Messagepar anarced » Mercredi 27 Jan 2010 20:39

Il y a des dictionnaires. "Anarchie" est un mot polysémique, l'enseignant n'en a décrit qu'un aspect qu'il ne s'agit pas, à mon avis, de rejeter mais de compléter.
De toute façon, il faut toujours rester critique face à l'enseignement qu'on nous propose.
Mais pour revenir au chaos, on peut rappeler le programme annoncé par l'OCDE dans un rapport en 1996:

« [...] Si l’on diminue les dépenses de fonctionnement, il faut veiller à ne pas diminuer la quantité de service, quitte à ce que la qualité baisse. On peut réduire, par exemple, les crédits de fonctionnement aux écoles ou aux universités, mais il serait dangereux de restreindre le nombre d’élèves ou d’étudiants.

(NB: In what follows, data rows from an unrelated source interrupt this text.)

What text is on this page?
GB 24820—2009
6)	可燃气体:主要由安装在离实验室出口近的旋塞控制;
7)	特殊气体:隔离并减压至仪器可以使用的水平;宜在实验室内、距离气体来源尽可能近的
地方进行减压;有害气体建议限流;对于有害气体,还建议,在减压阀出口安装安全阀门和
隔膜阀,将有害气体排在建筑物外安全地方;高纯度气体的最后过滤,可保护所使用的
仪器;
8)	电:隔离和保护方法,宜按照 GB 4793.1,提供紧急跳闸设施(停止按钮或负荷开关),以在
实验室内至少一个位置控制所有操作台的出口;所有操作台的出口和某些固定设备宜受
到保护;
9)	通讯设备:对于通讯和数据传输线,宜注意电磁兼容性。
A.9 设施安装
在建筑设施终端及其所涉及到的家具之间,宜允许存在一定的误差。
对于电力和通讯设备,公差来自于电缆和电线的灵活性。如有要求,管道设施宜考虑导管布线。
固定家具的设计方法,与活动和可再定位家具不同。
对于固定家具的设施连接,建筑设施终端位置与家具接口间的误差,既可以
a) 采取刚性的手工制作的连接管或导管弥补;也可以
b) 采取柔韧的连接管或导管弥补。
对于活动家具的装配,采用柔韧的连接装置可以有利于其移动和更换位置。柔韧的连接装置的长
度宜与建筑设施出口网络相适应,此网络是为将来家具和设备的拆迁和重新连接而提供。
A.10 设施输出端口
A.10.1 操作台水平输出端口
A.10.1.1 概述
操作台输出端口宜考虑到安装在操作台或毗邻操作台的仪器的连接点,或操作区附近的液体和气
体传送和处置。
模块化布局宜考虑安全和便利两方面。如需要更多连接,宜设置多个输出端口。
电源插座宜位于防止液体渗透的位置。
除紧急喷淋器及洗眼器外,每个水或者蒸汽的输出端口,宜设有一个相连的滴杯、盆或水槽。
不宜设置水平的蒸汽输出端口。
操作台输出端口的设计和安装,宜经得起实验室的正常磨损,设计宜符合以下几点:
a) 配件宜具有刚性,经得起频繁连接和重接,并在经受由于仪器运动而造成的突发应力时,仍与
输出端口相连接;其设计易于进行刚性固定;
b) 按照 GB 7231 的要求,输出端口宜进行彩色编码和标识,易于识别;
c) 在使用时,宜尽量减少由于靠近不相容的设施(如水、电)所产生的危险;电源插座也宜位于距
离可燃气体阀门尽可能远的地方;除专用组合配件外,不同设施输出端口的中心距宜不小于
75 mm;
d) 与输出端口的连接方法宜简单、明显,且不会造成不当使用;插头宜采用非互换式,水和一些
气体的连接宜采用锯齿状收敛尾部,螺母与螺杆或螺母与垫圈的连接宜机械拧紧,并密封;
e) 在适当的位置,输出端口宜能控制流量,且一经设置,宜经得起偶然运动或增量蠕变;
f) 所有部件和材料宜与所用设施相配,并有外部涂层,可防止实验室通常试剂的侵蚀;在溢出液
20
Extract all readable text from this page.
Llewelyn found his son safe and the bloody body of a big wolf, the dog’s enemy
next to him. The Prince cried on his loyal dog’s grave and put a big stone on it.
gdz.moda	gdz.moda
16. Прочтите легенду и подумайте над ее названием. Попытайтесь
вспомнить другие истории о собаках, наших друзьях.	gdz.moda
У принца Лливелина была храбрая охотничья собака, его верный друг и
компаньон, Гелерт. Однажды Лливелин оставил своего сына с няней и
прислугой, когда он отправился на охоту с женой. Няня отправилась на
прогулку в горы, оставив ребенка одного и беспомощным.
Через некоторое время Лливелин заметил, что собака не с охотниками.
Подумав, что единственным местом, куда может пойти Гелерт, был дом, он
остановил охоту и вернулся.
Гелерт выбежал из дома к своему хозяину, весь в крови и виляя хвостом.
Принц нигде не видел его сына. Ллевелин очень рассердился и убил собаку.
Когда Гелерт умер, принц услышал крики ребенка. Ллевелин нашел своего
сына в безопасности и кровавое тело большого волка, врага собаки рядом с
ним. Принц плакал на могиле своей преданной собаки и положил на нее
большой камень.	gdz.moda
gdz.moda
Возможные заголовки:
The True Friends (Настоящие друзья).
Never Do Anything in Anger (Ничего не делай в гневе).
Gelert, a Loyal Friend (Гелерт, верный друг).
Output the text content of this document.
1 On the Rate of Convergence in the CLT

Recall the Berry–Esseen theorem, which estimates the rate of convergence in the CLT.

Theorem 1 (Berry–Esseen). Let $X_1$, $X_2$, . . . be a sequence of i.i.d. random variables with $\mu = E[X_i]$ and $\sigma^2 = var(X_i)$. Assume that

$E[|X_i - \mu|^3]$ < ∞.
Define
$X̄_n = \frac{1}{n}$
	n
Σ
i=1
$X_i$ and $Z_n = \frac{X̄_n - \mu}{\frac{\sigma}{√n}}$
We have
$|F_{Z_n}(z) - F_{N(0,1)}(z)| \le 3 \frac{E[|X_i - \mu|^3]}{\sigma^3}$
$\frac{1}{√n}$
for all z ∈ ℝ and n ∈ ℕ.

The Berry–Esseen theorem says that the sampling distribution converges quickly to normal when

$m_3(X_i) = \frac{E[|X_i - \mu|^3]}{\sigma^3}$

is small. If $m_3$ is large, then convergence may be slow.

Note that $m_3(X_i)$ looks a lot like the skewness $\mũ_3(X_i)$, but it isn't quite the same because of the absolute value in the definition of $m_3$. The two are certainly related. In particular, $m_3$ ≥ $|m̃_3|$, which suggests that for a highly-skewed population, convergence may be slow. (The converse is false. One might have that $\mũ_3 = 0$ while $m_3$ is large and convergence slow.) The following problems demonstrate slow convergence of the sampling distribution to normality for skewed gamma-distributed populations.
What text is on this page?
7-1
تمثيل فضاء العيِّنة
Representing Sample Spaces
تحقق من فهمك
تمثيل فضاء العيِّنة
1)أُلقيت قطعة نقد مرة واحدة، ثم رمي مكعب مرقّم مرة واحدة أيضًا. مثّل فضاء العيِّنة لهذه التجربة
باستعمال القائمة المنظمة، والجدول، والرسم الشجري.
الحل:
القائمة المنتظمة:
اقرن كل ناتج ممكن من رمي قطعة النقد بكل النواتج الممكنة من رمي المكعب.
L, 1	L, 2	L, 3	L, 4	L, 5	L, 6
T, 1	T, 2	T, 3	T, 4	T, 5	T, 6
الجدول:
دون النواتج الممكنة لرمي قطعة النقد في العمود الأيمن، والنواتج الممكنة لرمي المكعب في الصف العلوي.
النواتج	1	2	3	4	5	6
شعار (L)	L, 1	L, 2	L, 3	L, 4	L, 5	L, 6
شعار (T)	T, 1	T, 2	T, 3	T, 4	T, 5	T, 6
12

Les familles réagiront violemment à un refus d’inscription de leurs enfants, mais non à une baisse graduelle de la qualité de l’enseignement et l’école peut progressivement et ponctuellement obtenir une contribution des familles, ou supprimer telle activité. Cela se fait au coup par coup, dans une école mais non dans l’établissement voisin, de telle sorte que l’on évite un mécontentement général de la population. »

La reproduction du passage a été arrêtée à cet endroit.